At Carbon Direct, our science team is actively working on developing data-driven tools for quality control. We offer our clients only the highest caliber offsets for their portfolios so that they can trust that carbon offsets are actually doing the work. 

Learn more about our approach to quality validation from one of our clients, Microsoft, in the article: “Microsoft’s Million-Tonne CO2-Removal Purchase — Lessons for Net Zero.”

A Quality Carbon Removal Portfolio

Following the guidance of Dr. Psarras and fellow Carbon Direct scientists – like Dr. Matthew Potts, Professor at UC Berkeley and specialist in Forest Management – we built a world-class and replicable portfolio that targets long-term carbon removal technologies. 

Using our leading datasets, we curated an array of nature-based, technical, and hybrid solutions, and balanced our investment in those solutions relative to available supply. We needed to account for two emission types with different durability requirements: 

  • The carbon emissions from the offsite (24.2 tCO2e); and 
  • The radiative forcing factor from contrails (27.7 tCO2e)

The radiative forcing factor for contrails comes from math that explicitly compares the short-term effect of contrails to 100 years of CO2 impact. We can reapply this math such that our forestation credits directly counterbalance these short-term impacts. Conversely, the CO2 emissions from the offsite require long-term carbon removal that is durable for hundreds of years. Many of these solutions, however, are still in their infancy – meaning we may not be able to purchase a tonne of CO2 removal for a few years. When the effects of emissions are felt immediately, solutions that are available now are critical for climate stability.

To achieve both immediate CO2 removal and removal durable for hundreds of years, we purchased nature-based offsets from forestation projects that are currently available, and then purchased another mix of high-durability offsets (direct air capture, biomass carbon removal to storage) that will go into effect between 2023 and 2025. This increased our total purchase from the estimated 51.9 tCO2e to 69 tCO2e of removal. Think of the forestation offsets as a kind of bridge to the longer-term sequestration technology that will last for hundreds or even thousands of years. 

Carbon Direct’s Offsite Portfolio (69 tCO2e)

Type: Forestation

Impact: Immediate & Short-Term Removal

Duration: 54 Years

Purchase: 44 tCO2de

Type: Biochar

Impact: Medium-Term Removal & Sequestration

Duration: 100s of years

Purchase: 10 tCO2de

Type: Direct Air Capture 

Impact: Long-Term Removal & Sequestration

Duration: 1000s of Years

Purchase: 10 tCO2de

Type: Biomass 

Impact: Long-Term Removal & Sequestration

Duration: 1000s of years

Purchase: 5 tCO2de

Looking Ahead: Carbon Management for All

The carbon assessment of just this case study underscores a critical need in the evolving carbon market: accessibility. Every organization, no matter their size or budget, requires baseline accounting for their carbon footprint, high-quality portfolios, and streamlined purchasing to quantify their carbon commitment and take action. 

With this in mind, we are working to scale our approach through software solutions built on scientific expertise and best-in-class carbon management data.
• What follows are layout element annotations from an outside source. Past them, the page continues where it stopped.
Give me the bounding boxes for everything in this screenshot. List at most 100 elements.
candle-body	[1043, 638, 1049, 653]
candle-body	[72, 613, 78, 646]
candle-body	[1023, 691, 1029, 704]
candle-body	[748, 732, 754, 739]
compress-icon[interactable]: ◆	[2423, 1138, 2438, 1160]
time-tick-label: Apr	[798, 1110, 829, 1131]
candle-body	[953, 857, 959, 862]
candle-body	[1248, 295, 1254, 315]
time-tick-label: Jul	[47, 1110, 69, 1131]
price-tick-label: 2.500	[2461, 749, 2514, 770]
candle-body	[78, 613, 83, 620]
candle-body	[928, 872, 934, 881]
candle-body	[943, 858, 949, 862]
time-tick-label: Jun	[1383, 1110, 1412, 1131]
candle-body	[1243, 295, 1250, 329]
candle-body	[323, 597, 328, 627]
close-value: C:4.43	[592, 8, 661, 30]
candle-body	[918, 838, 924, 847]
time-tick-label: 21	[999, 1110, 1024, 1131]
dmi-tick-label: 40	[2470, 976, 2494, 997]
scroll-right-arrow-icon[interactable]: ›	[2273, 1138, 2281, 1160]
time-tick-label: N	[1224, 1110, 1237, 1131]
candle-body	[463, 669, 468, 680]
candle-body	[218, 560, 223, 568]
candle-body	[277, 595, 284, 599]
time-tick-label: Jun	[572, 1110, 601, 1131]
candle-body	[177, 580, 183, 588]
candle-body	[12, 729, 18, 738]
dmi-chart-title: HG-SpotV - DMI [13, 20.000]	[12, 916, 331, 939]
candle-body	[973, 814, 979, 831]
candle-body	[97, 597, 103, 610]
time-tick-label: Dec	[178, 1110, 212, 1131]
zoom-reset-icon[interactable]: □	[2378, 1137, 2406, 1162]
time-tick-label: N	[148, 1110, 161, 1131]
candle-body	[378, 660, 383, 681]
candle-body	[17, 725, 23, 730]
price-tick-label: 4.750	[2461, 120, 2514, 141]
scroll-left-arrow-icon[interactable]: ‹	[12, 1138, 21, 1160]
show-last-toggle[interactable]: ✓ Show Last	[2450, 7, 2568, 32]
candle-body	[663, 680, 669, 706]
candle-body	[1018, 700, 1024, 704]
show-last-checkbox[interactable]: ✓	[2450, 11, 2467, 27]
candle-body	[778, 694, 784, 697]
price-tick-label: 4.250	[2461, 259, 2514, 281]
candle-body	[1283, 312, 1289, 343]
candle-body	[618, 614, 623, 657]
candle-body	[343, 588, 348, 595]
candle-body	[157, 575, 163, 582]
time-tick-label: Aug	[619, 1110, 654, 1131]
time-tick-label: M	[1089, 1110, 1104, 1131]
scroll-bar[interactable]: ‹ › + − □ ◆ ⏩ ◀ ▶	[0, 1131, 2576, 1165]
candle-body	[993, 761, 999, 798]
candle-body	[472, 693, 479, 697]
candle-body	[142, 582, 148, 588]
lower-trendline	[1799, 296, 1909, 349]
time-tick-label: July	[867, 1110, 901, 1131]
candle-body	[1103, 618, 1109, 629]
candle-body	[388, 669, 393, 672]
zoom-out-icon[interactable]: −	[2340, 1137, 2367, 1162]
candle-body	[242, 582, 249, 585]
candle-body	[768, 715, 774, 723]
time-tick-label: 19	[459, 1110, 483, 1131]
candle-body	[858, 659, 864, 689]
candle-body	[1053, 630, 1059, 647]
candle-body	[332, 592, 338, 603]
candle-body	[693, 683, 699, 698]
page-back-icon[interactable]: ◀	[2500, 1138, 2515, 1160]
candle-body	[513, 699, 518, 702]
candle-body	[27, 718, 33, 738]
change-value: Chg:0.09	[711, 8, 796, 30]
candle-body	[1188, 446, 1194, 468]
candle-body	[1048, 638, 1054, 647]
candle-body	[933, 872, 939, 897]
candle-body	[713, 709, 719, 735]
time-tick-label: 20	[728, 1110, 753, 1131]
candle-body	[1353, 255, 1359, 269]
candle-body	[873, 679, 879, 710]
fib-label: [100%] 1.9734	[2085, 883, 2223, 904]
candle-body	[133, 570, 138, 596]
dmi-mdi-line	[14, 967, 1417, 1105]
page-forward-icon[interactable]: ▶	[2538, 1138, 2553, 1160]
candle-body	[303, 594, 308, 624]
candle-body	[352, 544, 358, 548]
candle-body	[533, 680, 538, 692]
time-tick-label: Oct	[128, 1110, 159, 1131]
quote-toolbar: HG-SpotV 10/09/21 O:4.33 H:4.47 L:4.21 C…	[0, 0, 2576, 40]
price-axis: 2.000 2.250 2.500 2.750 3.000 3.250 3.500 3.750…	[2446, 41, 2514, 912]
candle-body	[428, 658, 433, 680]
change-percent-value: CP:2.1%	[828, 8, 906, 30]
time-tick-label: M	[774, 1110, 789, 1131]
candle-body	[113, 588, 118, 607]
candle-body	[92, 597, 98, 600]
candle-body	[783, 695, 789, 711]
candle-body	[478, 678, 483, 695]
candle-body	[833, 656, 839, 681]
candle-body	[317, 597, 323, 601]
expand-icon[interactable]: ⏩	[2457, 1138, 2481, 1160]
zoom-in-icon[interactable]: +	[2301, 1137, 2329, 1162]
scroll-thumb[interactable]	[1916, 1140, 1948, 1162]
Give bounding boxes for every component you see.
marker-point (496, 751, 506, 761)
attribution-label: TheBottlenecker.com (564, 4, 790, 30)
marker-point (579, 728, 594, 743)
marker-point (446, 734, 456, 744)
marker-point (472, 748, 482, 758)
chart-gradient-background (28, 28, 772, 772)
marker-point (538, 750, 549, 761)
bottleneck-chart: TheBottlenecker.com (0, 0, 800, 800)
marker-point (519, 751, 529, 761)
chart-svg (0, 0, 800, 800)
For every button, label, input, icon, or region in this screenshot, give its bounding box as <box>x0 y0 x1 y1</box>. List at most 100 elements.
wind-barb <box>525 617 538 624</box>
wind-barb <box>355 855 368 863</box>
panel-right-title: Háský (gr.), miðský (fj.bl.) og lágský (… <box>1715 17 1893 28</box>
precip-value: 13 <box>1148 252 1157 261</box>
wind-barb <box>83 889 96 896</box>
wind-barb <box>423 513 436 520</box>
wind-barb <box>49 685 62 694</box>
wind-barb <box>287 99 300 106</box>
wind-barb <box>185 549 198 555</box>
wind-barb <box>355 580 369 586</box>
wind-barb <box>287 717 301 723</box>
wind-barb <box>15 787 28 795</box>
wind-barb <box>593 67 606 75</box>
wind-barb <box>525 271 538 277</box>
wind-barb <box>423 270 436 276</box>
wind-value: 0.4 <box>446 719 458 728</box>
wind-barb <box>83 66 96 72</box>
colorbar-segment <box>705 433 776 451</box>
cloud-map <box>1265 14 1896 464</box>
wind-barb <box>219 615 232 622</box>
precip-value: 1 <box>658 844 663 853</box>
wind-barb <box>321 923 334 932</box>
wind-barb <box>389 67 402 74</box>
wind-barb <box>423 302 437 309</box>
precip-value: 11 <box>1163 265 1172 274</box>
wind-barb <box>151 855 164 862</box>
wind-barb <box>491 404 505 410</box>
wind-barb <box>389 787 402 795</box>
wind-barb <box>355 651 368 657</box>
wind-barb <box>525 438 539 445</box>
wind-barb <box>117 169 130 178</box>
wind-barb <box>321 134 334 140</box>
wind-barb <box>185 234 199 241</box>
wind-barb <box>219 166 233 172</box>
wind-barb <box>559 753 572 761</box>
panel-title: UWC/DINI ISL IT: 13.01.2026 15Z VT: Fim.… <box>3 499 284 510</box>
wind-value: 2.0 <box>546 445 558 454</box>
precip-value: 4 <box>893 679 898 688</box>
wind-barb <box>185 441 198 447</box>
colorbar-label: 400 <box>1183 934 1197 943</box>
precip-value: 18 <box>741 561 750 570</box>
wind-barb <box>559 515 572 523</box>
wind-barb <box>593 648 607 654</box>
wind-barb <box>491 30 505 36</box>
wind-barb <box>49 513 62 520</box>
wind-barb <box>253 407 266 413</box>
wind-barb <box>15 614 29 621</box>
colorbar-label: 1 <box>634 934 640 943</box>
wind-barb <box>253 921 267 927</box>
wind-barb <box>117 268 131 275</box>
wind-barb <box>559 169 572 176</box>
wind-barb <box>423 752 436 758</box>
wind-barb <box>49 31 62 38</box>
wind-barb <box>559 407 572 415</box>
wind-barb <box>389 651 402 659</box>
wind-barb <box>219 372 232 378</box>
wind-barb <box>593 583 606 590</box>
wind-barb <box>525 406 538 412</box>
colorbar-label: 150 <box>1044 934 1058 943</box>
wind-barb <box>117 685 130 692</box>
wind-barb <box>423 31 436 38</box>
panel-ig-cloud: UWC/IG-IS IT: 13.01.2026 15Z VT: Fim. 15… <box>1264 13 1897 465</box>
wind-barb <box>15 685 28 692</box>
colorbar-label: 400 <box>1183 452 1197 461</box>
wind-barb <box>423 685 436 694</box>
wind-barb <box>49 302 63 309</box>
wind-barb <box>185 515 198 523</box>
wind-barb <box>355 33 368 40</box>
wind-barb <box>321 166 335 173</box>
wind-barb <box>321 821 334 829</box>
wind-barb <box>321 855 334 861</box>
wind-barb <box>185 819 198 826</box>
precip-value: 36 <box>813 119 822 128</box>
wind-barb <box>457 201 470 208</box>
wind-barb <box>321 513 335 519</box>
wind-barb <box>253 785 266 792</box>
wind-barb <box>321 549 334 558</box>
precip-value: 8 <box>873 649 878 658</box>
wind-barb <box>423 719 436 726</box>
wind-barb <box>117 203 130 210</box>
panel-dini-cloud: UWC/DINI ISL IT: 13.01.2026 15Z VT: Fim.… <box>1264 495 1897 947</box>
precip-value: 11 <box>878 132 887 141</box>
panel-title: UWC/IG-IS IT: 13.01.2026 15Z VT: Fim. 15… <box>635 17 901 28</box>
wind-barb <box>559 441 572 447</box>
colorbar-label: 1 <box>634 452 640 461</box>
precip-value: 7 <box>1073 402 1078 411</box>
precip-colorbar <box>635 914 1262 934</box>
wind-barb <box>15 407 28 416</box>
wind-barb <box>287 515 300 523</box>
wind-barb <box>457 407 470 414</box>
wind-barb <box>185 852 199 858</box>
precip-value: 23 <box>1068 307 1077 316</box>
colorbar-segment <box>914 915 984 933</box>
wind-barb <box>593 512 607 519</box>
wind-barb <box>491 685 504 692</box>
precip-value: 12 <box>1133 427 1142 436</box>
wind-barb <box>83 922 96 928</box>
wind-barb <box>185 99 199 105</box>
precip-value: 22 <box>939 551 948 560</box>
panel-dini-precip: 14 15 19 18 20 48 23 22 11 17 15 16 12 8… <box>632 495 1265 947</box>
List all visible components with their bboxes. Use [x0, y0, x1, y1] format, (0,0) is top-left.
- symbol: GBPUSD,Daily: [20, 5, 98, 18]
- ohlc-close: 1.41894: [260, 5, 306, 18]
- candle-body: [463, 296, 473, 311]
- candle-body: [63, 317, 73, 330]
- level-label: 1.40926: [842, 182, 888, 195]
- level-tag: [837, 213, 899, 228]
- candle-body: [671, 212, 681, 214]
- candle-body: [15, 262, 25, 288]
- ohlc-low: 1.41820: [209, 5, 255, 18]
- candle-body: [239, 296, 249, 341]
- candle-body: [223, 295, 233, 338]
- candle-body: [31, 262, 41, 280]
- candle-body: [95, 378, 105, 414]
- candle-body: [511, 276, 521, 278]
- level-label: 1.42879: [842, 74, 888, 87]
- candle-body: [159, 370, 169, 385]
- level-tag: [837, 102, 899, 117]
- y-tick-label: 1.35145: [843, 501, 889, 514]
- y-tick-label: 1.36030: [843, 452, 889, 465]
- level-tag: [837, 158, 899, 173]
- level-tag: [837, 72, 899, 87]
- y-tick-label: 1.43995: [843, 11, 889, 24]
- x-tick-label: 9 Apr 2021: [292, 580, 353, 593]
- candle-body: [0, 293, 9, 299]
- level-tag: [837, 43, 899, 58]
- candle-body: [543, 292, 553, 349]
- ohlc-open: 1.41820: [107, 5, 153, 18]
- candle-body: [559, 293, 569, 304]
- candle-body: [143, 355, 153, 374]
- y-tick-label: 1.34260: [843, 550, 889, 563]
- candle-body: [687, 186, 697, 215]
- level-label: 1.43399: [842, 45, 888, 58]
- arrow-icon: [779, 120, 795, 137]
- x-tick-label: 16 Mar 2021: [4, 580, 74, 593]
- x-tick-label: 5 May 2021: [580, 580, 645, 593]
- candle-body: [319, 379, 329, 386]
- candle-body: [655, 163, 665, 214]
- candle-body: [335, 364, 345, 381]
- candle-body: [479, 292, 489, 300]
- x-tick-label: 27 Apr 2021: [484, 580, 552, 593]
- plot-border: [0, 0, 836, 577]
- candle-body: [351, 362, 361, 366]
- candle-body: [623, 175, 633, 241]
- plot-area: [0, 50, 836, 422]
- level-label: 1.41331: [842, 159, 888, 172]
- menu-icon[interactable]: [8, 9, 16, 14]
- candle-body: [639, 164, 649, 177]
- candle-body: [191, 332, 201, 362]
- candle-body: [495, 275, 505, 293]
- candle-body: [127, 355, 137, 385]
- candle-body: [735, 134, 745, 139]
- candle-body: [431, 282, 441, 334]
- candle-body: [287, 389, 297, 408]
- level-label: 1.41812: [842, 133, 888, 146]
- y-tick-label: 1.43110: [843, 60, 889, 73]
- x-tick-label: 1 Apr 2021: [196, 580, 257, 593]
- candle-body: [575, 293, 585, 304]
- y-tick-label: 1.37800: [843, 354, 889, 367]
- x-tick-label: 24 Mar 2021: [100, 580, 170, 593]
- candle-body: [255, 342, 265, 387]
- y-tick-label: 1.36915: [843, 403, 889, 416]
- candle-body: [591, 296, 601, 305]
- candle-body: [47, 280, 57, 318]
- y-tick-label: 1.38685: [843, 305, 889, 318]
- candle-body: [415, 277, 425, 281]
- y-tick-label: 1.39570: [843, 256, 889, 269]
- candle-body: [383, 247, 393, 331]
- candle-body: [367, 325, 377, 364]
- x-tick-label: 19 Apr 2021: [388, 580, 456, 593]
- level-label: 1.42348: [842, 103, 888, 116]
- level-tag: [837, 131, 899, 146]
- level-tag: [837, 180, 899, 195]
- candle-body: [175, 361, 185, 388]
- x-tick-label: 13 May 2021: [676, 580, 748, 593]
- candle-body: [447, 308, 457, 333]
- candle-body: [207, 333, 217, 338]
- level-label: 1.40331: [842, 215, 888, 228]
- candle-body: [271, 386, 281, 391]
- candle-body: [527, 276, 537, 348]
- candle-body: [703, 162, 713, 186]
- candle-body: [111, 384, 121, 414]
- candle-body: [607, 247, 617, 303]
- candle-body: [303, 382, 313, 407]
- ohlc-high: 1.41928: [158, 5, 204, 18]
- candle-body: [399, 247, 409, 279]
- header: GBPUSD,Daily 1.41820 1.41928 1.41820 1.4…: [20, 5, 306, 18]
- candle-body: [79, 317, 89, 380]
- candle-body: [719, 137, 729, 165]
These solutions will complement our existing client work and build a verifiable foundation for the carbon marketplace so that we can achieve our ultimate goal: to stabilize the climate for generations to come.

We know CO2 management is not easy, but we are here to make it easier — one carbon removal strategy at a time. From life cycle assessments to emissions abatement strategies, learn more about our CO2 Management services here.

 

Footnotes
 “The Economic Input Output-Life Cycle Assessment software traces out the various economic transactions, resource requirements and environmental emissions required for a particular product or service” (EIOLCA.net)
This is a sample portfolio and not representative of our total carbon removal offerings, numbering over 350 suppliers. We intentionally are not including the names of the suppliers in this portfolio given the smaller scope of this project that is inherently limiting. Our selection of these suppliers does not indicate a preference for those suppliers over others, but rather suitability for the size of this specific carbon calculation.